The new month arrived with unsettled weather from the tail end of Ex hurricane Zeta crossing the country. The wind gusted to 38mph on the 1st with 5.9mm of rainfall and then 8.5mm on the 2nd. During the first two days of November the warmest day of the month was set producing a maximum of 15.5C, which was 5.5C above average and the warmest night of the month when the thermometer did not sink below 11.8C being 8.1C above average.
On the 3rd a huge buckle occurred in the jet stream allowing the influence of an intense high pressure system in the North Atlantic to bring fine, sunny and dry weather for five days. After so many dull, wet and sunless days it was a pleasure to have several hours of sunshine with light winds, a maximum gust of just 9mph on the 4th. However, the clear skies at night allowed the thermometer to fall low with ground frosts on two nights, the coldest being -1.7C in the early hours of the 4th. Fog also formed in the early hours of the 5th and 6th limiting visibility to 200m.
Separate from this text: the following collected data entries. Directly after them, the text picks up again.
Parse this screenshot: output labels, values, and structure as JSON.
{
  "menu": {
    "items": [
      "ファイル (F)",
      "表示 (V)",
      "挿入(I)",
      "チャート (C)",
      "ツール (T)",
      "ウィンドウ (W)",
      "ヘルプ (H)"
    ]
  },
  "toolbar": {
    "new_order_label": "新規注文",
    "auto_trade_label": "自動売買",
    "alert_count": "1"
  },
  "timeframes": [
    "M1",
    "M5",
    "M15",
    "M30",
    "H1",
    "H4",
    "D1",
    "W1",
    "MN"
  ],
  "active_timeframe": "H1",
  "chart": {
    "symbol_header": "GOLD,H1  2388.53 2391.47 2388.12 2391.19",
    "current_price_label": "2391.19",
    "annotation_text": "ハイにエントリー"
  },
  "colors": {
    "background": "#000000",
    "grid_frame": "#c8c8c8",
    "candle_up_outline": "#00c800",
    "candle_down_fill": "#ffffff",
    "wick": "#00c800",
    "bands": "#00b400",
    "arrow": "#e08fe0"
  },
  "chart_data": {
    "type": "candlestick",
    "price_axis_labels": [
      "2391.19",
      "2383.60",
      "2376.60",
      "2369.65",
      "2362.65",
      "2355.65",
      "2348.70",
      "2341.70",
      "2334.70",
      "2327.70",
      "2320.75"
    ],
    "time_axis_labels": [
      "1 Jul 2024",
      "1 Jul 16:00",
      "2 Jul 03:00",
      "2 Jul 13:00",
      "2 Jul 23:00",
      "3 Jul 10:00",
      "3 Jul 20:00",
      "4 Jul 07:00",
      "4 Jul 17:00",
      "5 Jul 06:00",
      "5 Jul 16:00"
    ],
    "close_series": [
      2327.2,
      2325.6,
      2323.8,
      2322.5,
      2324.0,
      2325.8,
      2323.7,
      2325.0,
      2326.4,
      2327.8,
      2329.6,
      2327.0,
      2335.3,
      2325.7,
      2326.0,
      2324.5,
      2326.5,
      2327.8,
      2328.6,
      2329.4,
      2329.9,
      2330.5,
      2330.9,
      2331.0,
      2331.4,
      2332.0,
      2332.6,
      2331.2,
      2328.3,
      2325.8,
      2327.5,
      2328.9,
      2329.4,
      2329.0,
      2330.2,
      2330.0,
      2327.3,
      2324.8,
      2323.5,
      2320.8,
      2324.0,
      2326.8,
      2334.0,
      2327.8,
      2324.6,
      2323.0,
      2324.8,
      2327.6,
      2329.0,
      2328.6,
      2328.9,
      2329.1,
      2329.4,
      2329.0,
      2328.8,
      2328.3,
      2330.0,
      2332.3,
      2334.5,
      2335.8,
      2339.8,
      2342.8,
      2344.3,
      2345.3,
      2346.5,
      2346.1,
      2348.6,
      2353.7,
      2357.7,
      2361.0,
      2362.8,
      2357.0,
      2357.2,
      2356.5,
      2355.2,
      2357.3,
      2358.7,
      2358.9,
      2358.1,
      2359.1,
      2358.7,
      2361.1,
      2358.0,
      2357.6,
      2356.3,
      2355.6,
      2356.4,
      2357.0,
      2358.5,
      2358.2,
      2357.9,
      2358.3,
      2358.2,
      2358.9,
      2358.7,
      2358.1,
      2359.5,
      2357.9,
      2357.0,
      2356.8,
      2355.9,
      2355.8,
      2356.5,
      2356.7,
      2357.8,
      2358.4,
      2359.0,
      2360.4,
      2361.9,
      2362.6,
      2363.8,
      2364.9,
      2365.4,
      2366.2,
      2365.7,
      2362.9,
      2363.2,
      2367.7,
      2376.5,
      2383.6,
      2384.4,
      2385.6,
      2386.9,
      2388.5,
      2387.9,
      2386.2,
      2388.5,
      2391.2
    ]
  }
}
The second week saw a succession of depressions advance from the Atlantic that combined with high pressure over Germany brought a flow of mild, moist air from Iberia that meant several days with above average maxima. The wettest day of the month occurred on the 20th with daily rainfall of 26.1mm making it the wettest day since 3rd October
On the 10th a sub tropical storm developed in mid-Atlantic that broke the record for the number of storms in 2020. Storm Theta was the 29th such storm to form, however, it drifted north-eastwards towards Madeira rather than the usual course towards the Caribbean. The 30th storm, that far exceeded the record set in 2005 for Atlantic storms, was Storm Iota that formed on the 14th, which wreaked havoc over Central America for several days with sustained winds of 155mph.
The middle of the month saw south-westerly winds persist with modest rainfall amounts but as the 20th approached high pressure built up and was in residence for several days bringing much calmer weather but allowing a light air frost under clear skies that saw the thermometer drop to -0.4C on the 23th.
The global mean sea level has risen about 21–24 centimetres since 1880, according to the National Oceanic and Atmospheric Administration, with about a third of that coming in just the last two and a half decades. They state “As global temperatures rise, melting glaciers and ice sheets have combined with the thermal expansion of seawater to increase sea levels at an alarming rate”. Marlborough is far from the coast so will not experience any flooding from this phenomenon but low lying coastal areas could be devastated in the future as sea levels are forecast to continue rising. Oceans absorb about 90% of the excess heat trapped by greenhouse gases, which contributes to sea level rise. Currently a flotilla of autonomous floats, that have covered the seas since the early 2000’s, bob down as low as 2,000 meters every day to capture data at a depth. Research is under way to utilise these floats to accurately ascertain sea-level rise. Sound travels faster in water when it is warmer therefore differences in speed of sound can reveal the change in water temperature. In addition, the Sentinel-6A satellite was launched on the 21st to also monitor sea levels that will provide “unprecedented accuracy”. It carries a radar altimeter, which measures the time it takes for radar pulses to travel to Earth’s surface and back again. A sister satellite will be launched in another five years to support these measurements.
The anticyclone eased away on the 24th allowing southerly winds to bring mild, moist air from Iberia over the country again with light rain showers and above average temperatures. At that point in the month we had only experienced one day with a below average maximum temperature.
The month finished with five days of below average temperatures with the coldest day of the month on the 27th when the thermometer struggled to reach 5.4C making it the coldest day since 5th March. That night a hard frost set in when the minimum fell away to -3.7C being 7.4C below average and the coldest night in 2020 equalling that recorded on 21st January.
November has been a relatively warm month with the mean temperature 1.2C above average making it the warmest since 2015. Analysing the data the mean daytime and nighttime extremes were 1.5C and 1.0C above average.
It has seemed a damp month with numerous days of rain and recently morning fog. A large proportion of the monthly rainfall, totalling 71.2mm, fell on the 14th when 26.1mm was recorded. The monthly total was 77% of the 36-year average or 21mm below.
Fog was observed during the early hours of eight days and an air frost recorded on seven mornings.
Autumn 2020 was a mild season with the mean temperature 0.3C above average and rainfall of 292mm being 51mm above average.